The Environmental Protection Agency (EPA) [official website] on Tuesday announced [Federal Register, PDF] the creation of the Smart Sectors program to “re-examine how the EPA engages with industry in order to reduce unnecessary regulatory burden, create certainty and predictability, and improve the ability of both EPA and industry to conduct long-term regulatory planning while also protecting the environment and public health.”
The EPA identified 11 different industries that will be the initial focus of the program: aerospace; agriculture; automotive; cement and concrete; chemical manufacturing; construction; electronics and technology; iron and steel; oil and gas; ports and shipping; and utilities and power generation.
Each industry will be assigned liaisons who are experienced in those individual industries. These liaisons will have three main goals: “building relationships and improving customer service to sectors; developing additional expertise in each industry’s operations and environmental performance; and informing the planning of future policies, regulations, and Agency processes.”

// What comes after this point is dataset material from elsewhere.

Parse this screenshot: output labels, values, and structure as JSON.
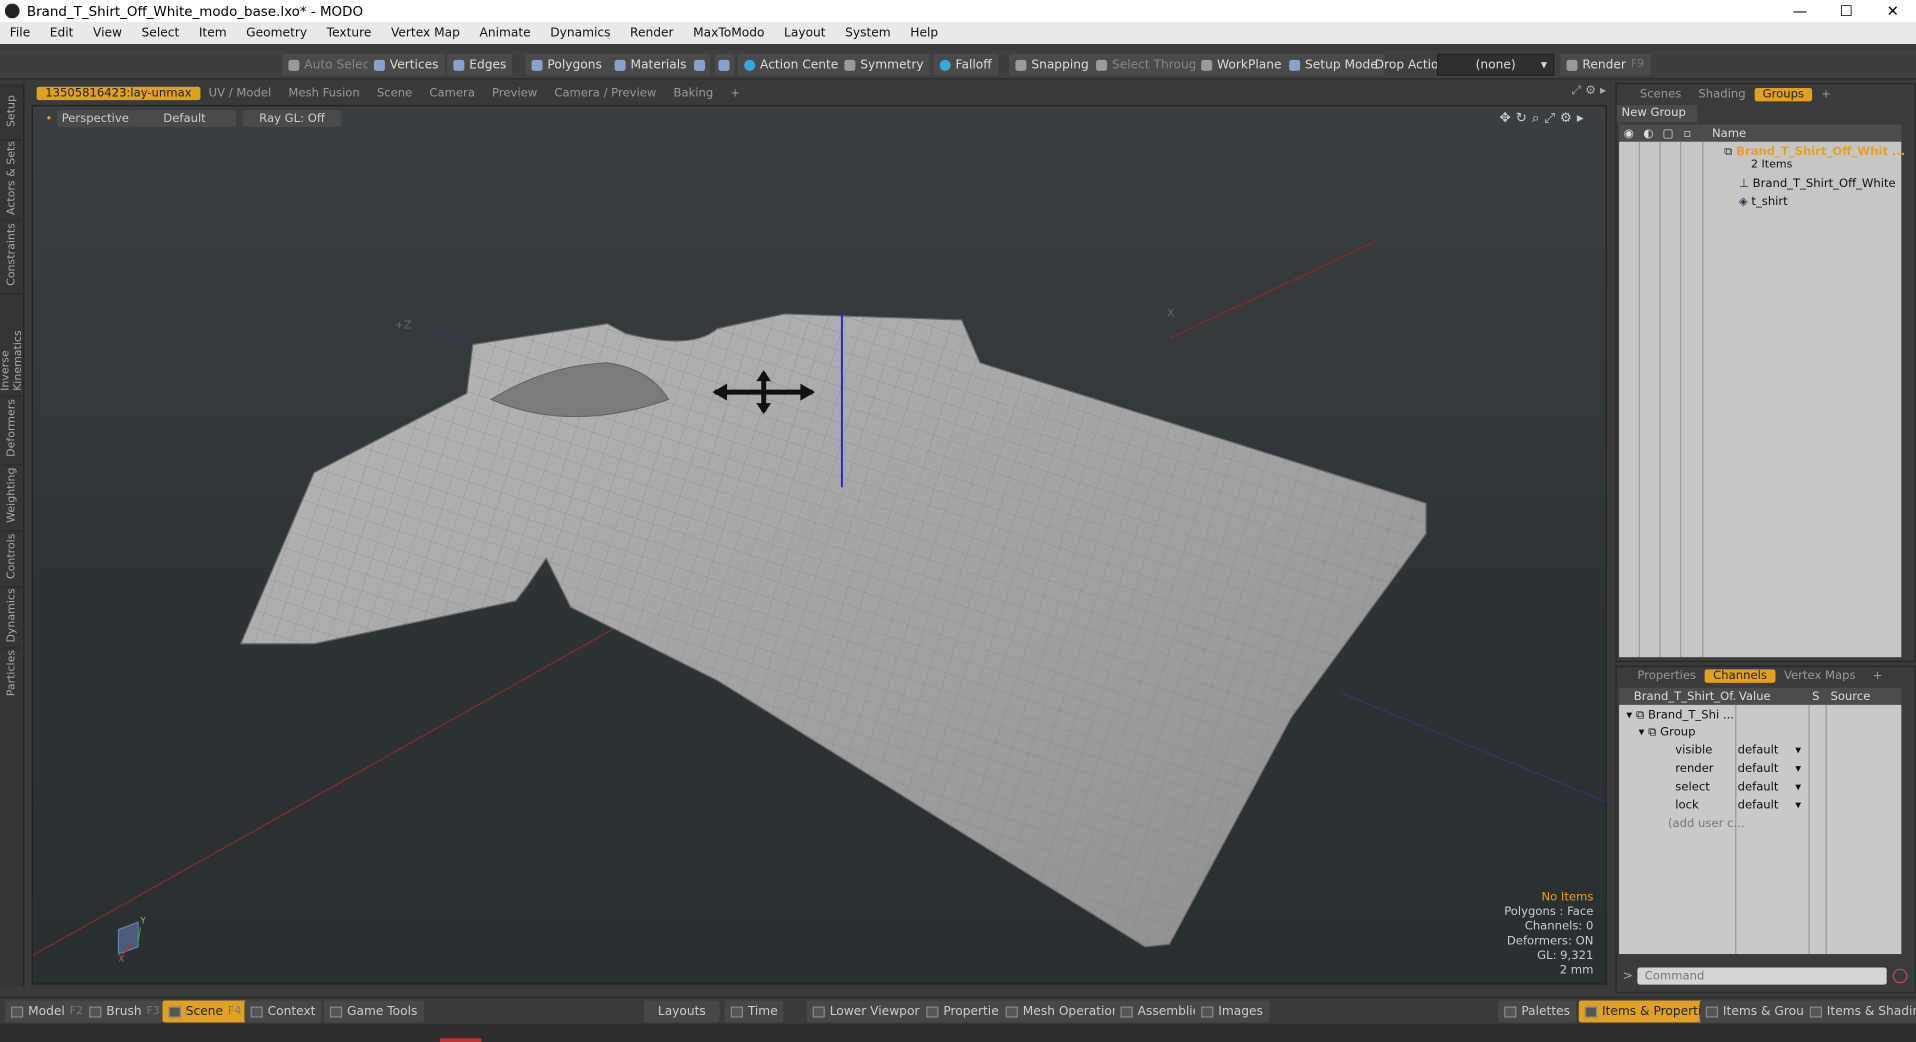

The use of the liaisons should help ensure that environmental improvements are still experienced, but also allows the industries to better provide their input into innovative ways that the EPA’s environmental goals can be met in order to reduce unnecessary burdens.
President Donald Trump has previously expressed the need to reduce regulations within the US. In January Trump signed [JURIST report] an executive order requiring two regulations to be removed for every new regulation enacted. In February Trump signed [JURIST report] another executive order requiring the creation of regulatory task forces in every agency to determine which regulations can be removed or consolidated.